January 11, 2003

But I wasn't in Footloose

Some network maps I have known and loved:

In the case of the first two maps on this list, the network is created explicity; it only exists because of the opt-in of its members. With the Ryze map, the members signed up and provided their own list of links which were then translated by hand into the network map. And you'd like to think that some amount of free choice was invovled in gaining membership to the sexchart network. In other words, these maps serve as mirrors for the members of the network. You look a the map to see who's connected to you; to find your place in the overall network. And, of course, to find out if you accidentally kissed your sister by virtue of the transitive property.

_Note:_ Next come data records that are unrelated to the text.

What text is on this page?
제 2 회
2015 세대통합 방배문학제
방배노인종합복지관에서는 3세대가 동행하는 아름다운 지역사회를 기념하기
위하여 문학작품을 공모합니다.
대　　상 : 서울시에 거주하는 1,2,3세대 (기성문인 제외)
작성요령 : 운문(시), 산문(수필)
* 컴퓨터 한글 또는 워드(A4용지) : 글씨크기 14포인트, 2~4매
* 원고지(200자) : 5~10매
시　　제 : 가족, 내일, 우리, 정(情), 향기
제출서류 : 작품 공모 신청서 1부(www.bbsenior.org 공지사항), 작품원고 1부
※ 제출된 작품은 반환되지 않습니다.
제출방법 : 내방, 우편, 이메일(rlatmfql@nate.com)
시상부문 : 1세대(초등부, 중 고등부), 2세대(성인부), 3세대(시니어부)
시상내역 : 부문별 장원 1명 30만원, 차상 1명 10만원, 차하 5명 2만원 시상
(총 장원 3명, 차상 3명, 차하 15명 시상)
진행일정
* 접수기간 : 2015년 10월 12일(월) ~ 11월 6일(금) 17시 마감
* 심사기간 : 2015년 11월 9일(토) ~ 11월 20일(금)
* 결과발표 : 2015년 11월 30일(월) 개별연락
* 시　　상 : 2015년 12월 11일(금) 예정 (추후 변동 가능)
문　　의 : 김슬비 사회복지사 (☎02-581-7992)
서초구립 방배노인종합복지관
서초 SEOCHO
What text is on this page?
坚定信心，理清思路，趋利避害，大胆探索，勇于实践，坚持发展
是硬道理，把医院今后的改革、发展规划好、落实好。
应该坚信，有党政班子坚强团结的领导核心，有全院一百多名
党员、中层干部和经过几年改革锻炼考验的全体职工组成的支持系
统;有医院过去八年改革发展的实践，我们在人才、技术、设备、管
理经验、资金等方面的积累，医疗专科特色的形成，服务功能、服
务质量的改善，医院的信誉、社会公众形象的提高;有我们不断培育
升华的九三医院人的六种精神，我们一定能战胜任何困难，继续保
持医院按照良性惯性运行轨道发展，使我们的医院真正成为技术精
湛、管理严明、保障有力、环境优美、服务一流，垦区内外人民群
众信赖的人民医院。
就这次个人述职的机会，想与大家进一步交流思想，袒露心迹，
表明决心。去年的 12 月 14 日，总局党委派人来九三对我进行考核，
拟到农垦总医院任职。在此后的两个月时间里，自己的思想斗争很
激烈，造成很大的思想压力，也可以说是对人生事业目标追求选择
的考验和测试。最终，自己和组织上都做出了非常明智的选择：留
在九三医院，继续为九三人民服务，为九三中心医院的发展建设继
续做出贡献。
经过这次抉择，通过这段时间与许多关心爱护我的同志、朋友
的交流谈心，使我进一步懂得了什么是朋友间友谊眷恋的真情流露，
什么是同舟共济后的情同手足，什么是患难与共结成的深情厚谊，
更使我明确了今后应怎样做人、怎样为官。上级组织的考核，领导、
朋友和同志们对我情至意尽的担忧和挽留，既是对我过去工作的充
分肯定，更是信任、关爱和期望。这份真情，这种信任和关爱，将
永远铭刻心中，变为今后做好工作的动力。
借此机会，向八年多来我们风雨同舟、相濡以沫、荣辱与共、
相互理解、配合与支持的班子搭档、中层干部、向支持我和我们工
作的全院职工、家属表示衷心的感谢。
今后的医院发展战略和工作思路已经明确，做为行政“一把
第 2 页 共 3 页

With the second two cases, the creator of the map is trying to uncover the implicit connections of the underlying network. This network isn't created because of the opt-in of its members, but because of the question the creator wanted to answer. So, instead of a mirror, you have a window into the system. And a somewhat hackneyed metaphor.

What if you could automate the creation of these maps such that they didn't rely on explicit opt-in, but also shielded the results from the influence of the creator. For example, maps based on the collaborative filters of Amazon or the All Music Guide. Instead of just seeing lists of "People who liked this also liked" you'd generate a map showing the web of inter-related items. More interestingly, what if DayPop used a similar tool; showing connection between blogs based on the similarity in links that they post.

Well, you'd have a pretty cool map, that's for sure.